Sitting next to the fire, tears flowed like an open faucet. Her evil step mother and step sisters were off to another party. Staring at her frumpy clothes and sandpaper hands, she cried out in agony.
Suddenly the room was filled with a ghastly green light, and a grotesque hag appeared. Rindercella shrunk in fright and trembled all over. The creature approached and said, "I'm your Gerry Fod Muver." The hideous creature had obviously had a bit too much to drink.
"You're going to the Queen's Ball," she announced. In a flash, Rindercella's clothes morphed into new duds. There are a few problems; the designer jeans were two sizes too large. The blouse was made for an elf, and her plastic slippers would fit a kangaroo. “Nuffing's too good for my li'le princess," said the Gerry Fod Muver.

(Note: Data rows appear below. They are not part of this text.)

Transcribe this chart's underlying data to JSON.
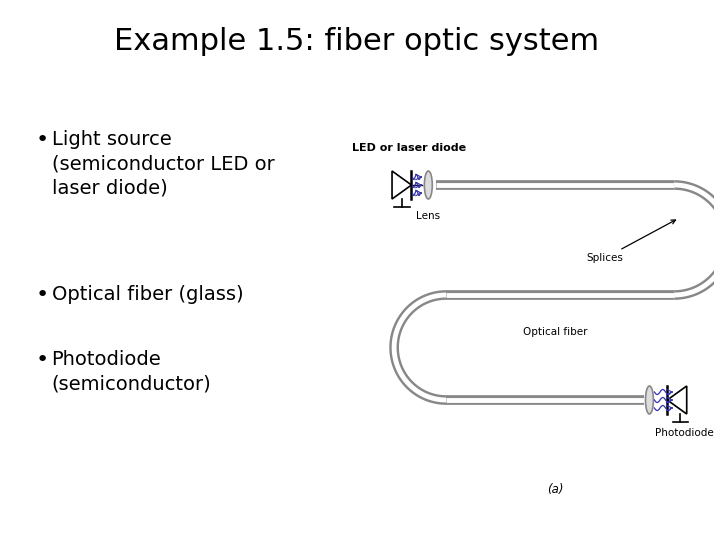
{
  "title": "Example 1.5: fiber optic system",
  "bullets": [
    "Light source\n(semiconductor LED or\nlaser diode)",
    "Optical fiber (glass)",
    "Photodiode\n(semiconductor)"
  ],
  "bg_color": "#ffffff",
  "title_fontsize": 22,
  "bullet_fontsize": 14,
  "diagram_label": "(a)",
  "label_led": "LED or laser diode",
  "label_lens": "Lens",
  "label_splices": "Splices",
  "label_optical_fiber": "Optical fiber",
  "label_photodiode": "Photodiode",
  "diagram_color": "#888888",
  "fiber_inner_color": "#ffffff",
  "blue_color": "#3333aa",
  "label_fontsize": 7.5,
  "label_fontsize_bold": 8
}
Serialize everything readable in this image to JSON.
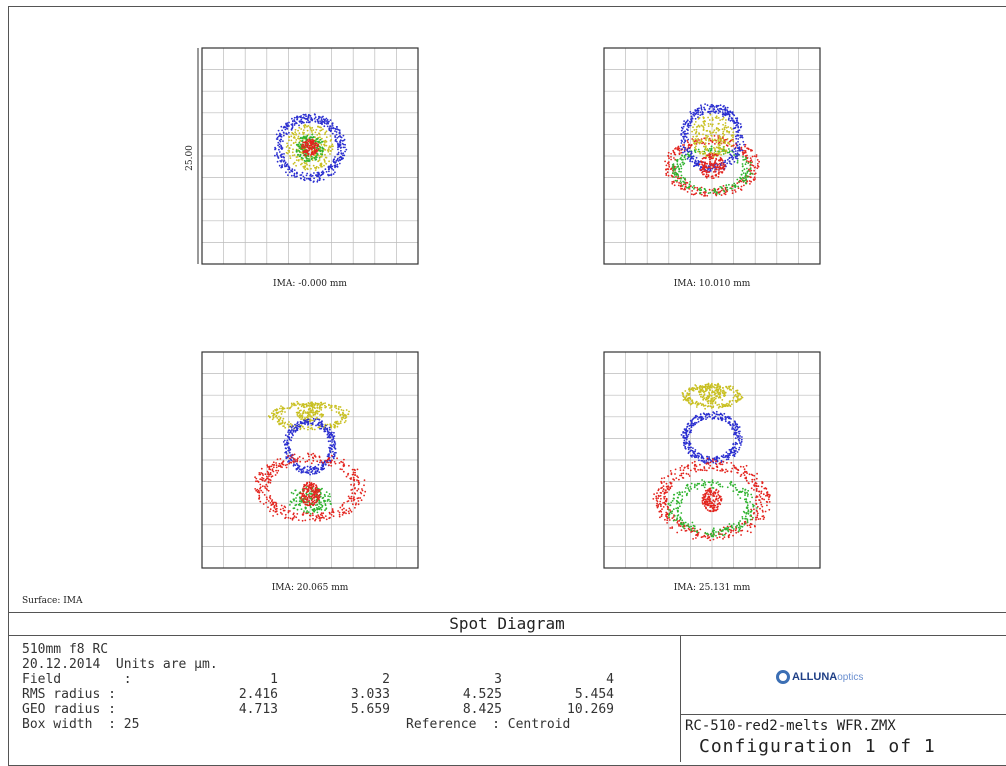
{
  "chart_data": {
    "type": "scatter",
    "title": "Spot Diagram",
    "y_axis_label": "25.00",
    "surface_label": "Surface: IMA",
    "box_width": 25,
    "series_colors": {
      "blue": "#2b2fd0",
      "green": "#2fb32f",
      "red": "#e3241e",
      "yellow": "#c9c022"
    },
    "panels": [
      {
        "field": 1,
        "image_height_label": "IMA: -0.000 mm",
        "rms_radius": 2.416,
        "geo_radius": 4.713
      },
      {
        "field": 2,
        "image_height_label": "IMA: 10.010 mm",
        "rms_radius": 3.033,
        "geo_radius": 5.659
      },
      {
        "field": 3,
        "image_height_label": "IMA: 20.065 mm",
        "rms_radius": 4.525,
        "geo_radius": 8.425
      },
      {
        "field": 4,
        "image_height_label": "IMA: 25.131 mm",
        "rms_radius": 5.454,
        "geo_radius": 10.269
      }
    ]
  },
  "info": {
    "system_name": "510mm f8 RC",
    "date_units": "20.12.2014  Units are μm.",
    "field_label": "Field        :",
    "rms_label": "RMS radius :",
    "geo_label": "GEO radius :",
    "box_label": "Box width  : 25",
    "reference": "Reference  : Centroid",
    "field_numbers": [
      "1",
      "2",
      "3",
      "4"
    ],
    "rms_values": [
      "2.416",
      "3.033",
      "4.525",
      "5.454"
    ],
    "geo_values": [
      "4.713",
      "5.659",
      "8.425",
      "10.269"
    ]
  },
  "right": {
    "logo_brand": "ALLUNA",
    "logo_suffix": "optics",
    "file_name": "RC-510-red2-melts WFR.ZMX",
    "configuration": "Configuration 1 of 1"
  }
}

Rindercella expected a stretch limo. She was greeted by a sixty-seven hot pink Camaro with flame racing stripes.
When she entered the room, their eyes met. She drew back. The Prince was ugly; that's why the Queen wanted to marry him off. He asked her to dance and reluctantly she boogied with him through the night. When the clock struck twelve, she ran for her life. Her clothes changed back to frumpy rags, and she lost a patent leather slipper.
Her Prince Charming put an ad in the paper searching for the girl whose foot fit that slipper. The way he looked, there weren’t many ladies waiting in line. Rindercella was turned away, that slipper only fit a half dozen girls. They drew straws to see who would marry the prince.
Sitting by the fire, no tears streaming down her face as she thought about the prince and how ugly he was. She was happy the slipper fit someone else.